Transferring this position into the practice of existential therapy is relatively straightforward even without formal integration of assessment sessions and metatherapeutic discussions. To begin with, it is sufficient to occasionally offer the client a choice in how the therapeutic process unfolds and then reflect together with them on their intuitive decisions in response to various existential challenges discovered, among other things, in these very choices.
However, when it comes to the structure of existential therapeutic communities, the application of this principle, in my opinion, presents no less of a challenge.
For a variety of possible reasons (which I do not wish to focus on analyzing at this moment), the Russian-speaking existential community in the post-Soviet space (I allow that this may also be relevant for other communities beyond it) is, in many of its characteristics, far from ideal. It remains relatively small (although noticeable changes have been observed in this direction since the beginning of 2022). But what I consider more important is that it is quite fragmented along the lines of belonging to a particular tradition, school, and/or authoritative figure representing a specific vision of therapeutic practice, its own “philosophy,” and objectives.
The ethical requirements for therapists in such groups, if formulated, tend to serve a normative function of conformity to a quite specific, unified understanding of existential therapy and association with it. This clearly contradicts the understanding of therapeutic ethics as a set of principles that guide the therapist in their personal choice to act in the interests of an individual client and/or the unique relationship with them.
Educational structures around which such groups are typically formed, with rare exceptions, leave, according to my observations, rather little freedom for the development of one’s individual professional identity and for the exploration of the unique relationship between one’s own possibilities and limitations when working with different clients (or even groups of clients).
Taking the above into consideration, the initiative of the Existential Counseling and Care Alliance (ECCA) seems to me a natural attempt to find an alternative to the existing state of affairs by forming an existentially oriented community of representatives from various schools, approaches, and directions — including philosophical counseling — who share a concern with existential issues in the lives of clients, while bypassing the traditional “hierarchical” structure.

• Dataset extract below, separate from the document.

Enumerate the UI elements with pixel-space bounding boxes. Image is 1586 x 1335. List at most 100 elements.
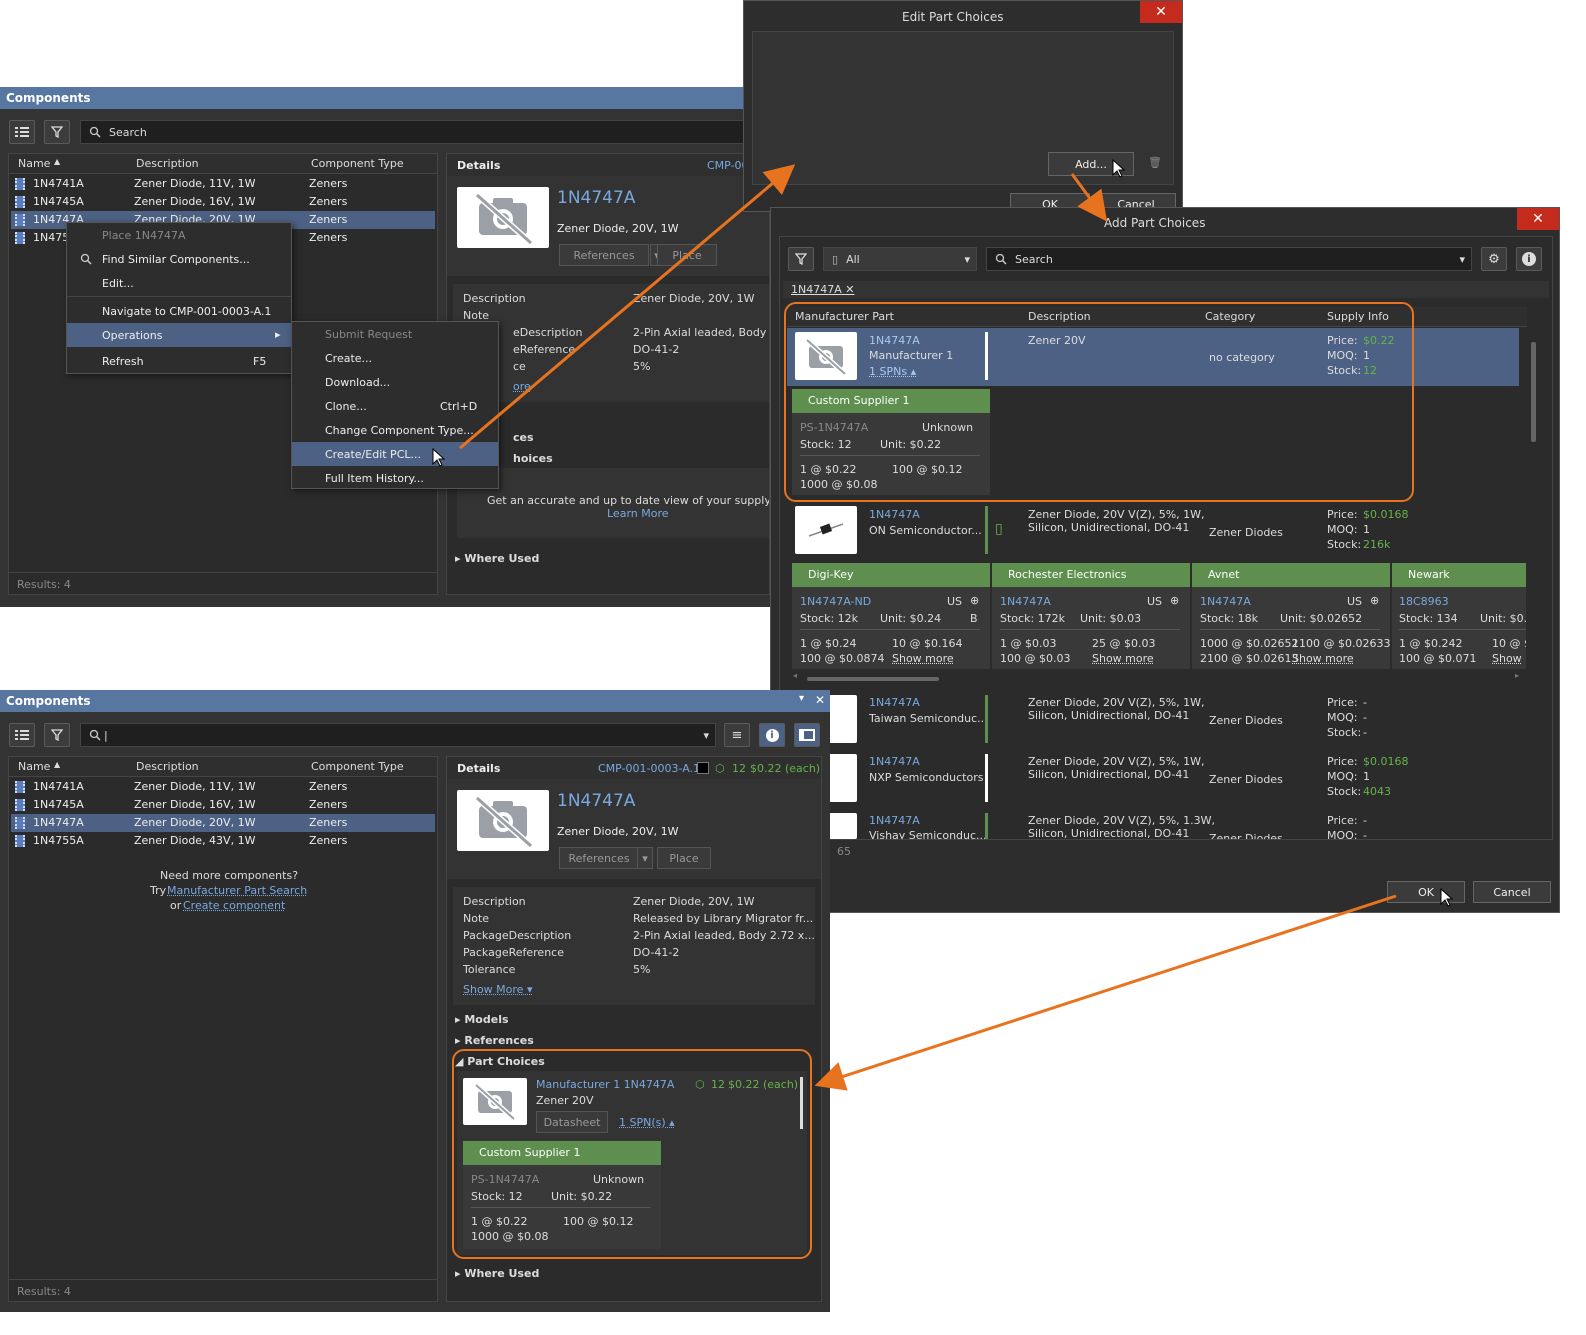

In addition to the obvious advantages of belonging to such a community — the opportunity for joint professional development and experience exchange — I particularly value for myself the possibility of substantive discussion and the creation of an environment with unique opportunities for collaboration with one another, including within the natural tension arising from the individual differences among the members of this community.
As my personal foundation for participating in and contributing to the further development of ECCA, I recognize a sincere interest and desire to create conditions for joint inquiry into ourselves, our available possibilities, and our actual limitations through dialogue with one another — a dialogue that may not always be comfortable for our personal worldviews, but one to which we so passionately invite our clients.